Data Engineer - AI-First Staffing Platform
AdeptID
Location: Boston (Hybrid)
Reports to: Head of Engineering
Type: Full-time
About AdeptID
AdeptID is building an AI-first staffing company. Over five years, we've built a talent-matching engine that powers 10 million job recommendations every month for major HR technology platforms. We're now using that technology to support an end-to-end staffing firm for the healthcare sector – focused on solving healthcare talent shortages with AI. We're backed by top investors and poised to 10x our footprint by 2027.
Role Overview
We're seeking a mid-level or senior Data Engineer to build and evolve the data backbone of AdeptID's AI-first staffing platform. Our systems process millions of talent and job records monthly, ensuring that data is reliable, high-quality, and secure.

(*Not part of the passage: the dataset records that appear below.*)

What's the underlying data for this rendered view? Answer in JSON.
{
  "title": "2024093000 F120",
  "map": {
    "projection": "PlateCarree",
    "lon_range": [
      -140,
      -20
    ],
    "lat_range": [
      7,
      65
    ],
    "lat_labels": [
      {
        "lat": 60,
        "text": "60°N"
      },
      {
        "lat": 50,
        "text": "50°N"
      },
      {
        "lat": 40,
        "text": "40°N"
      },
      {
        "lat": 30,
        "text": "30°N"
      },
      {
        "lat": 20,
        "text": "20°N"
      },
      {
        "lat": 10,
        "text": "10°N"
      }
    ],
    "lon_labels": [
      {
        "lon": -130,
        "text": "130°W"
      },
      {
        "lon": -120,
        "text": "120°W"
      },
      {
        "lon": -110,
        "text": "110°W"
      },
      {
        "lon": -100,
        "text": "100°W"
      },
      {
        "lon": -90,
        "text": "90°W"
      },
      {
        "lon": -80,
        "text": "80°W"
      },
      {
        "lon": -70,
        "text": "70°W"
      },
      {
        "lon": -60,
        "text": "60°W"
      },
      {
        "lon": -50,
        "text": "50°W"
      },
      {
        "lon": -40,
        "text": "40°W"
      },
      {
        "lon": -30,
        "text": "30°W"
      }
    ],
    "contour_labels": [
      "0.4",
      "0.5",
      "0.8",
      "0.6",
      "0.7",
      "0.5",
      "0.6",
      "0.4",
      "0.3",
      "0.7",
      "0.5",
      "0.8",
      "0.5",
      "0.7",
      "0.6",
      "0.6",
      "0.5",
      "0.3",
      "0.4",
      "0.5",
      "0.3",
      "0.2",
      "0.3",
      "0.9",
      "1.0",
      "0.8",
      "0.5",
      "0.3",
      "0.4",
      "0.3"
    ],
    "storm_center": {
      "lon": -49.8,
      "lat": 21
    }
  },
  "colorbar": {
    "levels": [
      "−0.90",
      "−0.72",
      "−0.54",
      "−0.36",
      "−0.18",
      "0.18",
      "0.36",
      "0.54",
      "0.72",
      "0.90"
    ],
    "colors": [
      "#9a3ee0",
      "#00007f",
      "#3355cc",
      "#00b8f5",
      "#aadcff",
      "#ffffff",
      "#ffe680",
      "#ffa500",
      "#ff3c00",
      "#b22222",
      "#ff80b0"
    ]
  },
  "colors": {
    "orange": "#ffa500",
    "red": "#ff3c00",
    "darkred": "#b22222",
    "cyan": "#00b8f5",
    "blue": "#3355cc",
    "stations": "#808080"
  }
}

You'll design production data pipelines, automate manual workflows, and work closely with software and data science teams to make machine-learning models production-ready. This hands-on role combines immediate impact with long-term growth: you'll deepen your expertise in modern data infrastructure while gaining experience in MLOps, AI data pipelines, and infrastructure-as-code on AWS – all in a supportive, learning-oriented environment that values curiosity and shared success.

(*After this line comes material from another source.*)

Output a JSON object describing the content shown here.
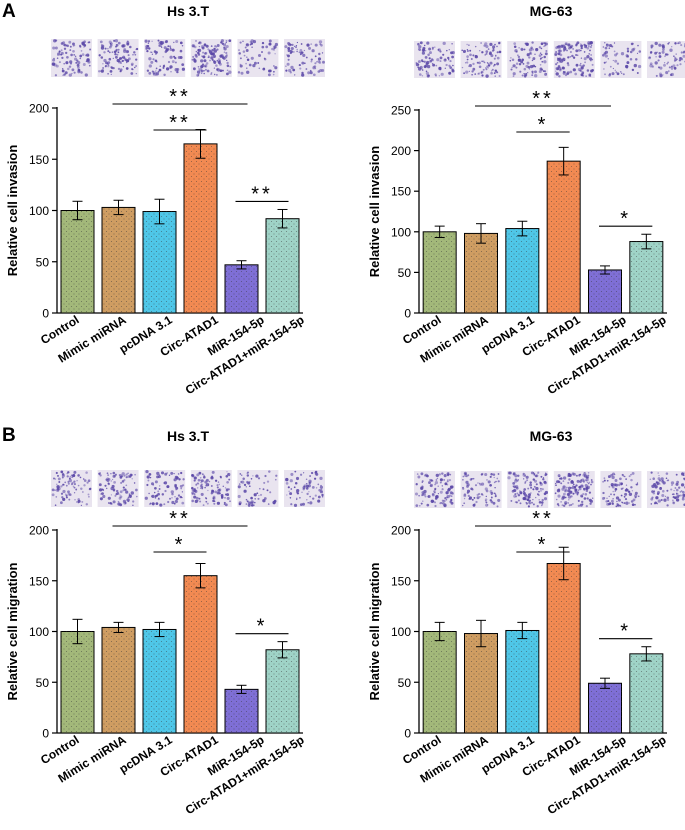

If you're motivated by solving data challenges at scale and excited to build and learn about high-performing AI systems, you'll thrive here.
Responsibilities
- Design, build, and maintain scalable ETL and data pipelines in Python on AWS
- Automate manual data workflows to improve repeatability and speed
- Monitor and optimize pipelines for reliability, latency, and data quality
- Create code, systems, and policies for handling sensitive/PII information at scale
- Develop and maintain data environments with infrastructure-as-code on AWS
- Contribute to observability and performance monitoring – defining metrics and dashboards that highlight system health
- Partner with data scientists and ML engineers to develop data flows powering model training, evaluation, and inference
- Collaborate in reviews and design discussions to help set standards for data-engineering best practices
- Document schemas, transformations, and data lineage for transparency and maintainability
Qualifications
- 3–7 years of experience as a Data Engineer or related backend-engineering role focused on data systems
- Exposure to or interest in MLOps-model deployment, feature pipelines, and reproducible training environments
- Hands-on experience with AWS data technologies (S3, Glue, Lambda, Redshift, Athena, Step Functions, or similar)
- Familiarity with data-orchestration tools such as Airflow, Prefect, or Dagster
- Understanding of data modeling, storage optimization, and schema design for analytics or ML workloads
- Experience with operational monitoring of data environments and workflows
Next Steps
Well-qualified candidates will be invited to submit short responses to a set of screening questions and meet with a member of the hiring team.